Kita kerap menggunakan istilah “Konflik agraria” untuk menjelaskan fenomena ketika segelintir orang (yang sebenarnya menguasai jutaan hektar lahan) merebut secuil tanah yang dimiliki jutaan petani miskin, masyarakat adat, atau masyarakat miskin pedesaan lainnya. Dengan kondisi itu, inti dari konflik agraria adalah adanya perampasan terhadap manfaat yang dihasilkan jutaan petani miskin, masyarakat adat, dan masyarakat miskin pedesaan dari secuil tanah yang dimiliki atau digarap. Kenapa kita tidak to the point, dari pada kita menggunakan “konflik agraria” yang terkesan netral (dan kurang sensitif terhadap dimensi keadilan masyarakat), lebih baik kita gunakan istilah yang lebih lugas: “perampasan tanah”.Saya juga berharap Masalah agraria hendaknya tidak disimak semata-mata urusan tanah atau (lebih sempit lagi) masalah kepemilikan atas tanah. Masalah agraria adalah masalah tentang bagaimana distribusi manfaat sosial ekonomi atas sumber daya agraria secara adil. Karenanya, mungkin sedikit berbeda dengan beberapa teman yang memberikan pengertian konflik agraria sebagai adanya , saya lebih condong melihat konflik agraria sebagai adanya pola distribusi manfaat yang tidak adil atas sumber-sumber daya agraria.
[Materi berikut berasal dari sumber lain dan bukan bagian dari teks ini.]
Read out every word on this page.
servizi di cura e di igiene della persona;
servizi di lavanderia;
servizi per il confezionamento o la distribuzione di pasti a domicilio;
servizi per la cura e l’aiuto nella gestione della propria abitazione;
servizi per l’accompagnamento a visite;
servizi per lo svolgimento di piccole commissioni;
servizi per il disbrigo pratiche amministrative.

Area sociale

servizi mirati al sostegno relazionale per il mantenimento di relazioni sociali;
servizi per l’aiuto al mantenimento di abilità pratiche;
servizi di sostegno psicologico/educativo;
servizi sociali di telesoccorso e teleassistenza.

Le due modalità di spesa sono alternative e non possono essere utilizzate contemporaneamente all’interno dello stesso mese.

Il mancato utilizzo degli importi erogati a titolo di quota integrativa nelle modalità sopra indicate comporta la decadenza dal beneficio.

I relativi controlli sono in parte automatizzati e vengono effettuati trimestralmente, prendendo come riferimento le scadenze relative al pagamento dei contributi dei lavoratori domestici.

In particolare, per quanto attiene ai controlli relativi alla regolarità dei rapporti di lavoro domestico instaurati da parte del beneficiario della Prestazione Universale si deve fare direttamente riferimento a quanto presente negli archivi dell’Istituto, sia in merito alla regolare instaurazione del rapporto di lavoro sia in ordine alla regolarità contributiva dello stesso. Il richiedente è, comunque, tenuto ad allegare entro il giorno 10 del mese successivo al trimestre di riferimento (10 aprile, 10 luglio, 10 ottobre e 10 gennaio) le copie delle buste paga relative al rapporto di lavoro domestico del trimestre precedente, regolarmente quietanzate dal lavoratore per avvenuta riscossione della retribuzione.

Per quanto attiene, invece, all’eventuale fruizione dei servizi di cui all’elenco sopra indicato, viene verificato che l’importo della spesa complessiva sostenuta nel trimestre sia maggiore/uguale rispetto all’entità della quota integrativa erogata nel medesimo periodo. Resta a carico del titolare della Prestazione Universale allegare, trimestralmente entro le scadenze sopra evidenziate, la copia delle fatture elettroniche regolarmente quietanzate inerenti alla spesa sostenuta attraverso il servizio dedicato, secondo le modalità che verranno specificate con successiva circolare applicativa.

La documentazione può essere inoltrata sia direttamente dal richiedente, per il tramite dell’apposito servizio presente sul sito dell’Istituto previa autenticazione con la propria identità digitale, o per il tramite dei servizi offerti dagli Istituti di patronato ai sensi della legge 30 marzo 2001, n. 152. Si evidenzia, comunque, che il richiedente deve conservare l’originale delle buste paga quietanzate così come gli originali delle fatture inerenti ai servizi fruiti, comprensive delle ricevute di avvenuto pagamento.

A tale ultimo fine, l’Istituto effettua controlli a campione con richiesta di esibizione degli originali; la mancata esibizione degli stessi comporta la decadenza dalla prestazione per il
Poin yang hendak saya tekankan di sini, penyelesaian akar permasalahan agraria tidak cukup dengan hanya pendekatan legal formal melalui redistribusi sertifikat hak atas tanah. Penyelesaian masalah akibat perampasan tanah tidak cukup dengan sekadar “tanah ganti tanah”. Sebab, di atas tanah yang selama ini didiami, ditinggali, atau digarap dan dijadikan ladang pertanian, terkandung nilai sosial yang menghidupi orang-orang yang berdiam di atasnya.Akhir kata,saya berharap kepada semua stekholder bidang pertanian khususnya kepada pemerintan sebagai pengambil kebijakan agar segera melakukan reformasi di bidang agraria (reformasi agraria) yang sudah lama digadang-gadang,agar tidak terjadi lagi konflik atau perampasan tanah yang berujung pada perampasan hak dasar manusia,yaitu hak untuk hidup atau jika deperjelas yaitu pelanggaran HAM.